Gold prices gained above $3350 on easing US treasury yields. It hit a low of $3331 yesterday and is currently trading around $3360.
The CME FedWatch Tool indicates that investor expectations for a Federal Reserve interest rate decrease at the September 17, 2025, FOMC meeting have significantly grown, now implying a 94–98% likelihood of a 25-basis-point reduction.

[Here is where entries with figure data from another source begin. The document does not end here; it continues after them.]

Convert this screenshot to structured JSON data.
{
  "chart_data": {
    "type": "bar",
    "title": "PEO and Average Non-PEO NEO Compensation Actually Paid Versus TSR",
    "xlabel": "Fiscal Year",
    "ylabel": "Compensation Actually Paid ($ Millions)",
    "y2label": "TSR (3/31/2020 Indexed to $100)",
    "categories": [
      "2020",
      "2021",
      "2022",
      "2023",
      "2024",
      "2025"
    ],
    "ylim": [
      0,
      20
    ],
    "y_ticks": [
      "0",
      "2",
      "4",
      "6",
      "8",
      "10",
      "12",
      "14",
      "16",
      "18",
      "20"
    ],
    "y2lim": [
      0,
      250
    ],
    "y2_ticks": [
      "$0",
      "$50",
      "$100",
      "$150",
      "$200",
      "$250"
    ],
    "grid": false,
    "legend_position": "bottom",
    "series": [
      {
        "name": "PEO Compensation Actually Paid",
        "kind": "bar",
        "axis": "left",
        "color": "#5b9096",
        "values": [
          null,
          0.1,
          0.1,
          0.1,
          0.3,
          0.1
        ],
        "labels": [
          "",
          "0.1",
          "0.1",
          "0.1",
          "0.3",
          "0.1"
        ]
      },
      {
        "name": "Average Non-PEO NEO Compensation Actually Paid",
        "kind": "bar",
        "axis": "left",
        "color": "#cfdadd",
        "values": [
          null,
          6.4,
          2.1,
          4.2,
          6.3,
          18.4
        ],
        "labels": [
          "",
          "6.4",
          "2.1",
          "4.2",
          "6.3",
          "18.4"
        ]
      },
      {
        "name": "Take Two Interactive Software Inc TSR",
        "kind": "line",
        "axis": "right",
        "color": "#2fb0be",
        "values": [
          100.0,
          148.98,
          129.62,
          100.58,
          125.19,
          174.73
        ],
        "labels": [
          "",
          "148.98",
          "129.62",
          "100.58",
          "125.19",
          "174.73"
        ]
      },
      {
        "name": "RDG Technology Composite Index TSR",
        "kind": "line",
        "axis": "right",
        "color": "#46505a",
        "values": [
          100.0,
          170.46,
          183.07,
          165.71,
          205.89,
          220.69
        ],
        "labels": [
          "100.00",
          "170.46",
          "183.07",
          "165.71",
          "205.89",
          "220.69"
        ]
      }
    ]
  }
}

Recent weak labor market figures and a lower July inflation report have contributed to this rise in expectations, which has caused a fall in Treasury yields and future markets mostly pricing in a lowering of the federal funds rate to 4.00%–4.25%. Although certain Fed officials have indicated that several reductions should the economy continue to be weak, the choice is data-dependent; the September meeting will include an evaluation of additional inflation and employment data.
Technical Analysis: Key Levels and Trading Strategy
Gold prices are holding above the short-term moving average 34 EMA and 55 EMA and above the long-term moving averages (200 EMA) on the 4-hour chart. Immediate support is at $3340, and a break below this level will drag the yellow metal to $3320/$3300/$3290/$3275/$3245/$3200. The near-term resistance is at $3385 with potential price targets at $3400/$3420/$3450/$3475/$3500/$3550.
It is good to buy on dips around $3330 with a stop-loss at $3300 for a target price of $3400.